Voici un arrêt attendu et remarqué ! Le 15 mars 2016, la cour d’appel de Paris s’est enfin prononcée sur l’importante affaire Allostreaming. La question du blocage et du déréférencement de seize sites pirates de streaming appartenant à la galaxie Allostreaming se trouvait au cœur du différend (ces sites permettent aux internautes de visionner des films et séries, diffusés en flux). Et la question des coûts du blocage et du déréférencement de ces sites se trouvait au cœur de l’appel. La cour décide de les mettre à la charge des fournisseurs d’accès à Internet (FAI) et des moteurs de recherche. Elle infirme ainsi la décision des premiers juges sur ce point névralgique (TGI Paris, ord. réf., 28 nov. 2013, n° 11/60013, Association des producteurs de cinéma [APC], Fédération nationale des distributeurs de films [FNDF], Syndicat de l’édition vidéo numérique [SEVN] et a. c/ Auchan Telecom et a. : Gaz. Pal. 6 mars 2014, n° 169b9, p. 22, note Marino L. ; RLDI janv. 2014/100, n° 3307, note Duhen W.).

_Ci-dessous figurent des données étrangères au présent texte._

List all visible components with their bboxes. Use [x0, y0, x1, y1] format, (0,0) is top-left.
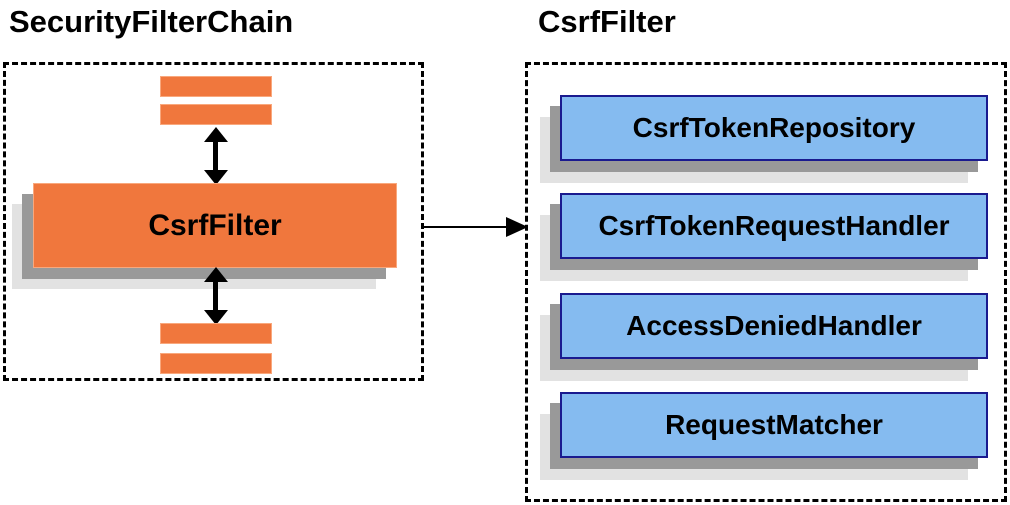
filter-bar	[160, 76, 272, 97]
filter-bar	[160, 323, 272, 344]
filter-bar	[160, 104, 272, 125]
csrf-filter-title: CsrfFilter	[538, 4, 676, 39]
csrf-filter-components-container	[525, 62, 1007, 502]
component-box-csrf-token-repository: CsrfTokenRepository	[560, 95, 988, 161]
csrf-filter-box: CsrfFilter	[33, 183, 397, 268]
component-box-access-denied-handler: AccessDeniedHandler	[560, 293, 988, 359]
arrow-down-head-icon	[203, 310, 228, 325]
filter-bar	[160, 353, 272, 374]
bidirectional-arrow-icon	[203, 267, 228, 325]
security-filter-chain-title: SecurityFilterChain	[9, 4, 294, 39]
arrow-up-head-icon	[203, 127, 228, 142]
flow-arrow-icon	[424, 217, 528, 237]
arrow-up-head-icon	[203, 267, 228, 282]
component-box-csrf-token-request-handler: CsrfTokenRequestHandler	[560, 193, 988, 259]
arrow-right-head-icon	[506, 217, 528, 237]
arrow-down-head-icon	[203, 170, 228, 185]
security-filter-chain-container	[3, 62, 424, 381]
bidirectional-arrow-icon	[203, 127, 228, 185]
component-box-request-matcher: RequestMatcher	[560, 392, 988, 458]
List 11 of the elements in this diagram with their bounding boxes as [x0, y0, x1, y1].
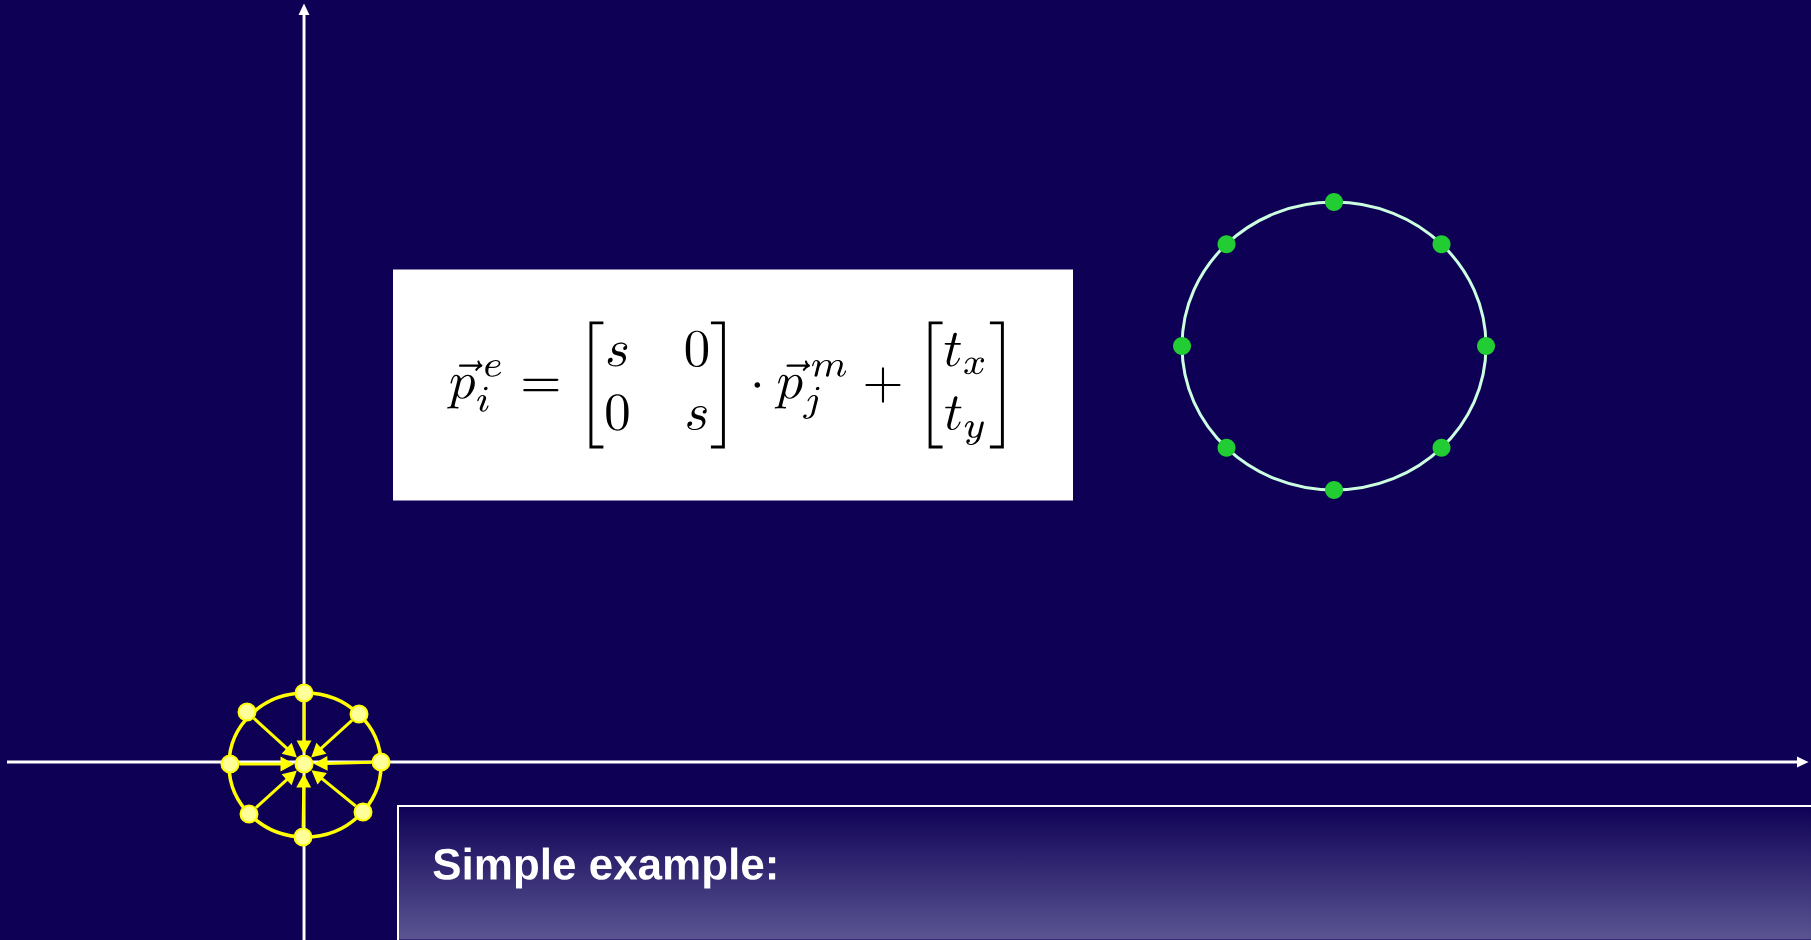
point-dot	[220, 754, 240, 774]
point-dot	[293, 827, 313, 847]
point-dot	[237, 702, 257, 722]
point-dot	[294, 683, 314, 703]
point-dot	[294, 754, 314, 774]
title-banner: Simple example:	[397, 805, 1811, 940]
formula-box: $\vec{p}_i^{\,e} = \begin{bmatrix} s & 0 \\ 0 & s \end{bmatrix} \cdot \vec{p}_j^{\,m} + \begin{bmatrix} t_x \\ t_y \end{bmatrix}$	[393, 269, 1073, 501]
point-dot	[349, 704, 369, 724]
point-dot	[239, 804, 259, 824]
point-dot	[371, 752, 391, 772]
point-dot	[353, 802, 373, 822]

CA Paris, 5-1, 15 mars 2016, no 14/01359, Association des producteurs de cinéma (APC), Fédération nationale des distributeurs de films (FNDF), Syndicat de l’édition vidéo numérique (SEVN) et a. c/ SA Orange et a., M. Rajbaut, prés.
NDA – Nous ignorons si un pourvoi en cassation a été formé.